- Born: December 19, 1953 (age 72) Bronx, New York City, New York, U.S.
- Employer: CUNY Graduate Center

= James Oakes (historian) =

American historian (born 1953)

James Oakes (born December 19, 1953) is an American historian, and is a Distinguished Professor of History and Graduate School Humanities Professor at the Graduate Center of the City University of New York where he teaches courses on the American Civil War and Reconstruction, Slavery, the Old South, Abolitionism, and U.S. and World History. He taught previously at Princeton University and Northwestern University.

==Career==
Oakes' book The Radical and the Republican: Frederick Douglass, Abraham Lincoln, and the Triumph of Antislavery Politics (2007) was a co-winner of the 2008 Lincoln Prize. The prize jury highlighted the book's use of a new comparative framework for understanding the careers of Abraham Lincoln and Frederick Douglass, and their respective views of race. It also noted that Oakes had succeeded in writing a scholarly work that was accessible to the general public.

His more recent work focuses on emancipation and how it was implemented throughout the Southern states. In 2013 Oakes published Freedom National: The Destruction of Slavery in the United States, 1861–1865, which garnered him a second Lincoln Prize (2013). David Brion Davis, writing in The New York Review of Books, identified the basic theme of Freedom National as the view that Lincoln's Republican Party had been an antislavery party both before and during the war, one that viewed defining humans as chattel as both a violation of the "freedom principle" embodied in natural and international law and a violation of the U.S. Constitution, which, in the Fugitive Slave Clause, referred to slaves as "Person[s] held to Service or Labour". In Freedom National (page xxiii), Oakes wrote, "Like most historians I always believed that the purpose of the war shifted 'from Union to emancipation. But, in fact, although "Republicans did not believe that the Constitution allowed them to wage a war for any 'purpose' other than the restoration of the Union, ... from the very beginning they insisted that slavery was the cause of the rebellion and emancipation an appropriate and ultimately indispensable means of suppressing it." Eric Foner called the work "the best account ever written of the complex historical process known as emancipation".
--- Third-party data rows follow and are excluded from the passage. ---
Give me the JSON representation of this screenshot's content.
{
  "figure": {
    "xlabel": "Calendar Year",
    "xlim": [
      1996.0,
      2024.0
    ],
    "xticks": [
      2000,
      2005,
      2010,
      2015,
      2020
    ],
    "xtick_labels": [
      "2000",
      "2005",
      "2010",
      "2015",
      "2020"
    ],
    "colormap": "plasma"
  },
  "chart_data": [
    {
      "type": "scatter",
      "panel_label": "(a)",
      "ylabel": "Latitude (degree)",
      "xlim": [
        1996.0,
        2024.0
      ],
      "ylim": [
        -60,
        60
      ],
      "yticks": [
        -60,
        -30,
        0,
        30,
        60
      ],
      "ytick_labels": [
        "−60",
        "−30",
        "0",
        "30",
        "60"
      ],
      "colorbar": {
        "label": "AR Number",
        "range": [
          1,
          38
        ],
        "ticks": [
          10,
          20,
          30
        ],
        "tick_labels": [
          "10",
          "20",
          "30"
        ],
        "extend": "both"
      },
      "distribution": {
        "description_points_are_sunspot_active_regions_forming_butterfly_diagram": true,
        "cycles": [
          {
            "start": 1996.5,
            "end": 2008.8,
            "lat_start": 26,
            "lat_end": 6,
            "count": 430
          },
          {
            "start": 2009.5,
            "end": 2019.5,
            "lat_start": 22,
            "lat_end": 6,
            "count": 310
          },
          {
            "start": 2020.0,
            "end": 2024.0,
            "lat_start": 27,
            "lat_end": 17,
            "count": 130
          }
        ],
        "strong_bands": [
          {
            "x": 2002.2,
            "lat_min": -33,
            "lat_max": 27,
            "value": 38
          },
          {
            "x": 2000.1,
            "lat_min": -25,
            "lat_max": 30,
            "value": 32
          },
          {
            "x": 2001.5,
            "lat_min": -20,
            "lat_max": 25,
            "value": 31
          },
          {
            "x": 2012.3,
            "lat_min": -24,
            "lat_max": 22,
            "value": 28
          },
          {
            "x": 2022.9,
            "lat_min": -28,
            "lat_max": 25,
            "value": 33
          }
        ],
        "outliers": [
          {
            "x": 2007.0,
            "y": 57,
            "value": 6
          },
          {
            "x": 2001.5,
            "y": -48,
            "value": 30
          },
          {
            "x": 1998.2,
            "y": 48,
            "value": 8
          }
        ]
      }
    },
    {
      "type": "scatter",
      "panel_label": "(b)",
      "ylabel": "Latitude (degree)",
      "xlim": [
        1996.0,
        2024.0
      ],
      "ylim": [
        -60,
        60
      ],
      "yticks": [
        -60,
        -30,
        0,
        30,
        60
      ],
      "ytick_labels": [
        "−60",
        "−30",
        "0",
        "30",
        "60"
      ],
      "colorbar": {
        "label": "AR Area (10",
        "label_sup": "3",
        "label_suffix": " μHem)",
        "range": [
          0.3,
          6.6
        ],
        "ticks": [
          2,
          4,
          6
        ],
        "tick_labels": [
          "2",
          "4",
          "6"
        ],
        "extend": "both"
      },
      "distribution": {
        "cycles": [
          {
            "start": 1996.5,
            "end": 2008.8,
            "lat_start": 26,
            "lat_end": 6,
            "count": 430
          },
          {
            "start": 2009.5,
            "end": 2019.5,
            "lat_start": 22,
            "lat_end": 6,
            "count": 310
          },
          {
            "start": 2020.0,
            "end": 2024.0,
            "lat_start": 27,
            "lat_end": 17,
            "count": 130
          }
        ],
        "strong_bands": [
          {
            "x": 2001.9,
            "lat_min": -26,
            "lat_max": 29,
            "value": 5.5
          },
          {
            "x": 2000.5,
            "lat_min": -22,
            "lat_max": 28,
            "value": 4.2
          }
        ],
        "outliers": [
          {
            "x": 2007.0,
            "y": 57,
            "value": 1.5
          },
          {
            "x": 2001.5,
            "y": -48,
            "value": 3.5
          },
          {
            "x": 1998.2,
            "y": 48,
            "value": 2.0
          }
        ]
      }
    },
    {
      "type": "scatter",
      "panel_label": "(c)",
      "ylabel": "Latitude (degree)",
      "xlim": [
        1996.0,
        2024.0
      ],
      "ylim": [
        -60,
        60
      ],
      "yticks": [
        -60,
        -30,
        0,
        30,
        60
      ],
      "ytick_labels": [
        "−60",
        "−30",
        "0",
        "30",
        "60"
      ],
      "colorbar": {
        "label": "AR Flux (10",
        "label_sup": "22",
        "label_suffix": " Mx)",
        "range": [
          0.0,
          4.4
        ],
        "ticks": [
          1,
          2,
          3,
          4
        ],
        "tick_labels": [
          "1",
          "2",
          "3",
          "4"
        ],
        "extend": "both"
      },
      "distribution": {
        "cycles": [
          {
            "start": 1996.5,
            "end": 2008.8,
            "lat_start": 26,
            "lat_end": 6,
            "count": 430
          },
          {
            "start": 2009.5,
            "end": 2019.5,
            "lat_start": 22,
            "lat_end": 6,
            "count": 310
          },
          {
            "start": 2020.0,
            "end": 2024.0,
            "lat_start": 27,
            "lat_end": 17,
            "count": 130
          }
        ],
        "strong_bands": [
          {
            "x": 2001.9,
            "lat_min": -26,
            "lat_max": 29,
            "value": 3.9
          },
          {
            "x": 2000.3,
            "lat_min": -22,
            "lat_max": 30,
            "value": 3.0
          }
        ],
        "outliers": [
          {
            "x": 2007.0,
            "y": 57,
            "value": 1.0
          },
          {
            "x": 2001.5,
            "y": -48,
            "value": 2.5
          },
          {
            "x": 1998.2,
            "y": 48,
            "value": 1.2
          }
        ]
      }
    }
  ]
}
Oakes' 2021 book, The Crooked Path to Abolition, won The Harold Holzer Lincoln Forum Book Prize in 2021.

==Works==
- The Ruling Race: A History of American Slaveholders (1982)
- "Slavery as an American Problem", in "The South as an American Problem" (1995)
- "Slavery and Freedom: An Interpretation of the Old South" (1998)
- "The Radical and the Republican: Frederick Douglass, Abraham Lincoln, and the Triumph of Antislavery Politics" (2007) Review
- "Natural Rights, Citizenship Rights, States' Rights, and Black Rights: Another Look at Lincoln and Race", in Foner, Eric, ed. Our Lincoln: New Perspectives on Lincoln and His World. W. W. Norton & Co., 2008. ISBN 978-0-393-06756-9
- Freedom National: The Destruction of Slavery in the United States, 1861-1865 (2013)
- The Scorpion's Sting: Antislavery and the Coming of the Civil War (2014)
- "When Everybody Knew", in David W. Blight and Jim Downs, eds. (2017). Beyond Freedom: Disrupting the History of Emancipation. The University of Georgia Press. pp. 104–117. ISBN 9780820351483
- The Crooked Path to Abolition: Abraham Lincoln and the Antislavery Constitution (2021)
- "Foreword", in Randy Barnett and Evan Bernick (2021). The Original Meaning of the 14th Amendment: Its Letter and Spirit. The Belknap Press of Harvard University Press.